If you receive a charge for reckless driving, you are dealing with serious consequences. New York treats reckless driving as a criminal offense, not a mere traffic violation punishable with a ticket. A conviction may hit you with jail time, hefty fines and a revocation of your license.
When you face such a complex legal issue, it is vital to seek the right information and advice. First, you should know what the law says about what constitutes reckless driving and what potential punishments you may face.
What counts as reckless driving?
In New York, it is unlawful to drive in a way that endangers the public or interferes with the free use of the highway. Essentially, this means operating your vehicle in a risky way that puts other people in danger without a valid reason. Actions and behaviors that may constitute careless driving include excessive speeding, driving off of the road, failing to give pedestrians the right of way and driving through a police barricade.

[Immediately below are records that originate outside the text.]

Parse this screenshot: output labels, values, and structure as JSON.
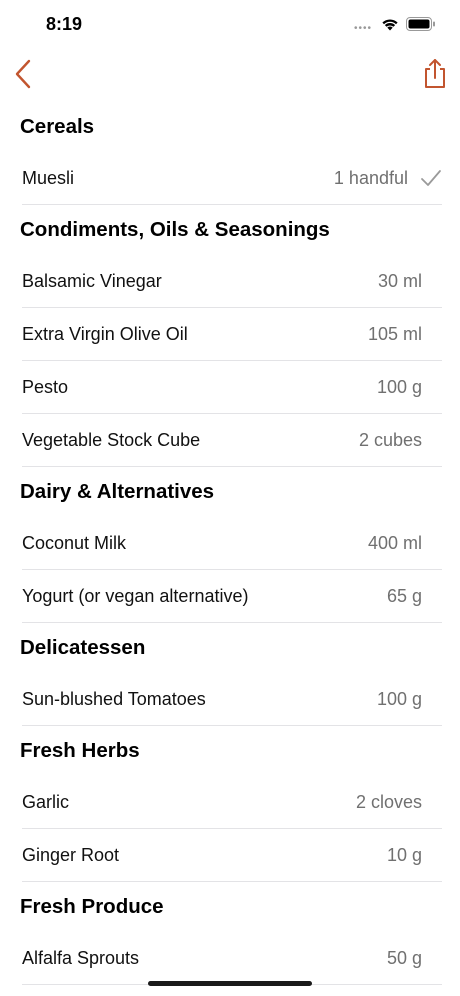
{
  "status_bar": {
    "time": "8:19",
    "signal_dots": "••••",
    "icons": [
      "wifi-icon",
      "battery-icon"
    ]
  },
  "nav": {
    "back_icon": "chevron-left-icon",
    "share_icon": "share-icon"
  },
  "colors": {
    "accent": "#c2552f",
    "separator": "#e3e3e6",
    "quantity_text": "#707070"
  },
  "sections": [
    {
      "title": "Cereals",
      "items": [
        {
          "name": "Muesli",
          "quantity": "1 handful",
          "checked": true
        }
      ]
    },
    {
      "title": "Condiments, Oils & Seasonings",
      "items": [
        {
          "name": "Balsamic Vinegar",
          "quantity": "30 ml"
        },
        {
          "name": "Extra Virgin Olive Oil",
          "quantity": "105 ml"
        },
        {
          "name": "Pesto",
          "quantity": "100 g"
        },
        {
          "name": "Vegetable Stock Cube",
          "quantity": "2 cubes"
        }
      ]
    },
    {
      "title": "Dairy & Alternatives",
      "items": [
        {
          "name": "Coconut Milk",
          "quantity": "400 ml"
        },
        {
          "name": "Yogurt (or vegan alternative)",
          "quantity": "65 g"
        }
      ]
    },
    {
      "title": "Delicatessen",
      "items": [
        {
          "name": "Sun-blushed Tomatoes",
          "quantity": "100 g"
        }
      ]
    },
    {
      "title": "Fresh Herbs",
      "items": [
        {
          "name": "Garlic",
          "quantity": "2 cloves"
        },
        {
          "name": "Ginger Root",
          "quantity": "10 g"
        }
      ]
    },
    {
      "title": "Fresh Produce",
      "items": [
        {
          "name": "Alfalfa Sprouts",
          "quantity": "50 g"
        }
      ]
    }
  ]
}
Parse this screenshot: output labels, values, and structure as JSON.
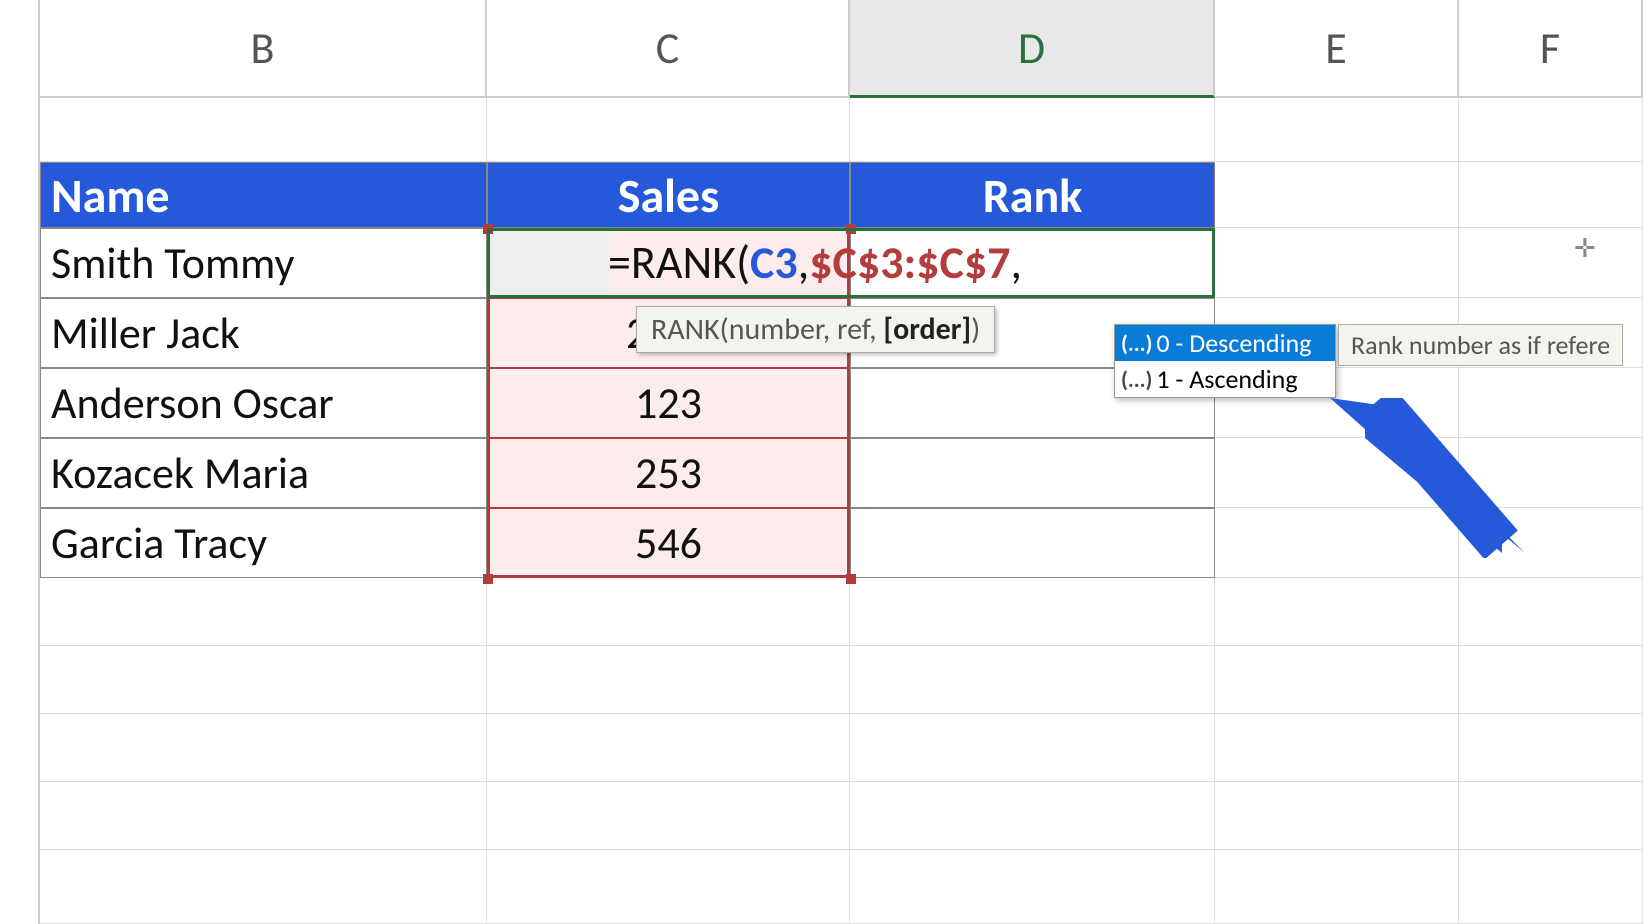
{
  "columns": {
    "B": "B",
    "C": "C",
    "D": "D",
    "E": "E",
    "F": "F"
  },
  "table": {
    "headers": {
      "name": "Name",
      "sales": "Sales",
      "rank": "Rank"
    },
    "rows": [
      {
        "name": "Smith Tommy",
        "sales": "",
        "rank_formula": true
      },
      {
        "name": "Miller Jack",
        "sales": "",
        "rank": ""
      },
      {
        "name": "Anderson Oscar",
        "sales": "123",
        "rank": ""
      },
      {
        "name": "Kozacek Maria",
        "sales": "253",
        "rank": ""
      },
      {
        "name": "Garcia Tracy",
        "sales": "546",
        "rank": ""
      }
    ],
    "partial_sales_row2": "2"
  },
  "formula": {
    "prefix": "=RANK(",
    "ref1": "C3",
    "comma1": ",",
    "ref2": "$C$3:$C$7",
    "comma2": ","
  },
  "syntax_tooltip": {
    "fn": "RANK",
    "sig_prefix": "(number, ref, ",
    "sig_bold": "[order]",
    "sig_suffix": ")"
  },
  "intellisense": {
    "options": [
      {
        "icon": "(...)",
        "label": "0 - Descending",
        "selected": true
      },
      {
        "icon": "(...)",
        "label": "1 - Ascending",
        "selected": false
      }
    ],
    "description": "Rank number as if refere"
  }
}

What are the penalties for reckless driving?
A variety of legal, financial and administrative penalties exist for this crime. The exact repercussions for reckless driving depend on the details of each circumstance, but it is generally a misdemeanor offense with the following maximum penalties:
- First conviction: $300 fine and 30 days of jail time
- Second conviction within 18 months: $525 fine and 90 days of jail time
- Third conviction within 18 months: $1,125 fine and 180 days of jail time
If the judge finds you guilty of reckless driving, there will be an addition of five points to your driving record. You may also face a rise in your auto insurance rates.
How do I fight a reckless driving charge?
Just because you face a charge for reckless driving does not necessarily mean you will get a conviction. With a fervent legal defense, you may be able to get the charges reduced to a less serious crime, or even dropped altogether.